EMC Corporation (NYSE: EMC) is the world's leading developer and provider of information infrastructure technology and solutions that enable organizations of all sizes to transform the way they compete and create value from their information. Information about EMC's products and services can be found at www.EMC.com.

Press Contacts

Dave Farmer
508-293-7206
farmer_dave@emc.com

EMC is a registered trademark of EMC Corporation. All other trademarks used are the property of their respective owners.

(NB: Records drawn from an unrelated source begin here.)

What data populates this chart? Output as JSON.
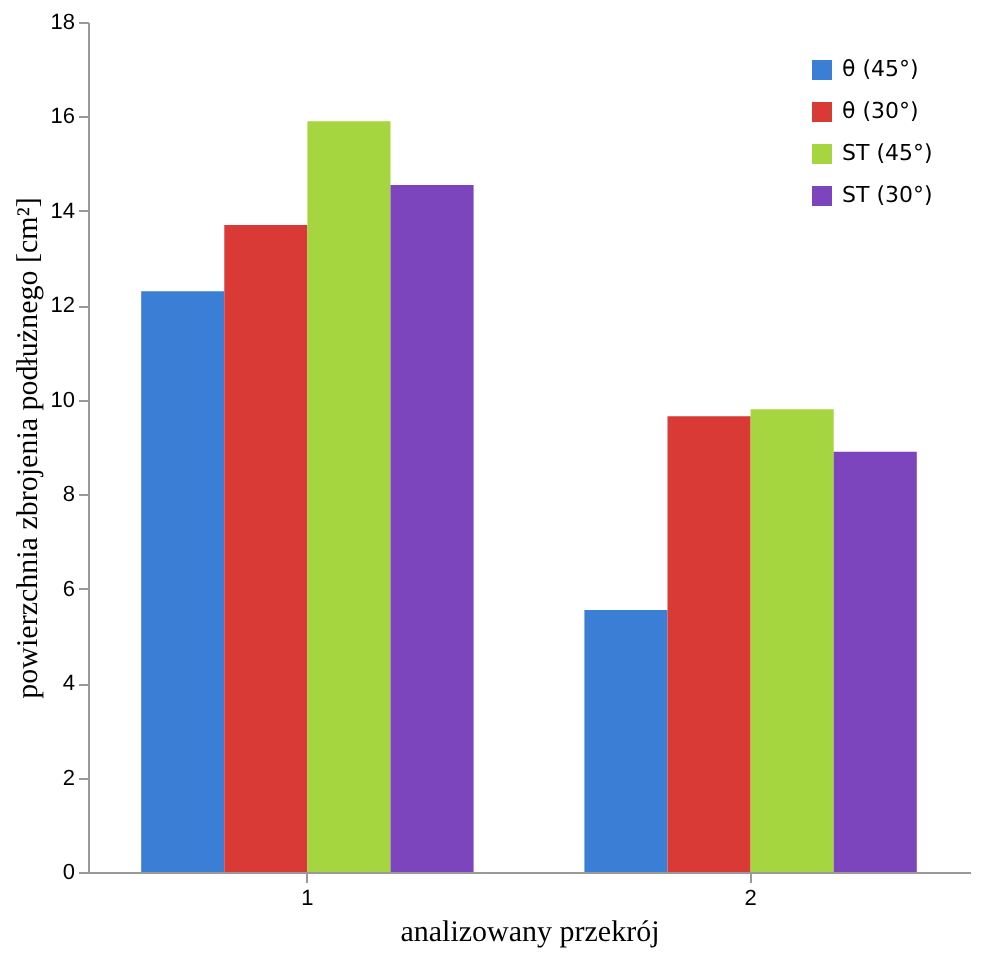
{
  "chart_data": {
    "type": "bar",
    "xlabel": "analizowany przekrój",
    "ylabel": "powierzchnia zbrojenia podłużnego [cm²]",
    "categories": [
      "1",
      "2"
    ],
    "series": [
      {
        "name": "θ (45°)",
        "color": "#3a7fd5",
        "values": [
          12.3,
          5.55
        ]
      },
      {
        "name": "θ (30°)",
        "color": "#d93a35",
        "values": [
          13.7,
          9.65
        ]
      },
      {
        "name": "ST (45°)",
        "color": "#a6d63f",
        "values": [
          15.9,
          9.8
        ]
      },
      {
        "name": "ST (30°)",
        "color": "#7d45bd",
        "values": [
          14.55,
          8.9
        ]
      }
    ],
    "ylim": [
      0,
      18
    ],
    "yticks": [
      0,
      2,
      4,
      6,
      8,
      10,
      12,
      14,
      16,
      18
    ],
    "grid": false,
    "legend": "top right"
  }
}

Forward-Looking Statements

This release contains "forward-looking statements" as defined under the Federal Securities Laws. Actual results could differ materially from those projected in the forward-looking statements as a result of certain risk factors, including but not limited to: (i) adverse changes in general economic or market conditions; (ii) delays or reductions in information technology spending; (iii) our ability to protect our proprietary technology; (iv) risks associated with managing the growth of our business, including risks associated with acquisitions and investments and the challenges and costs of integration, restructuring and achieving anticipated synergies; (v) fluctuations in VMware, Inc.’s operating results and risks associated with trading of VMware stock; (vi) competitive factors, including but not limited to pricing pressures and new product introductions; (vii) the relative and varying rates of product price and component cost declines and the volume and mixture of product and services revenues; (viii) component and product quality and availability; (ix) the transition to new products, the uncertainty of customer acceptance of new product offerings and rapid technological and market change; (x) insufficient, excess or obsolete inventory; (xi) war or acts of terrorism; (xii) the ability to attract and retain highly qualified employees; (xiii) fluctuating currency exchange rates; (xiv) litigation that we may be involved in; and (xv) other one-time events and other important factors disclosed previously and from time to time in EMC’s filings with the U.S. Securities and Exchange Commission. These statements are forward-looking, and actual results may differ materially. EMC disclaims any obligation to update any forward-looking statements in this release after the date of this release.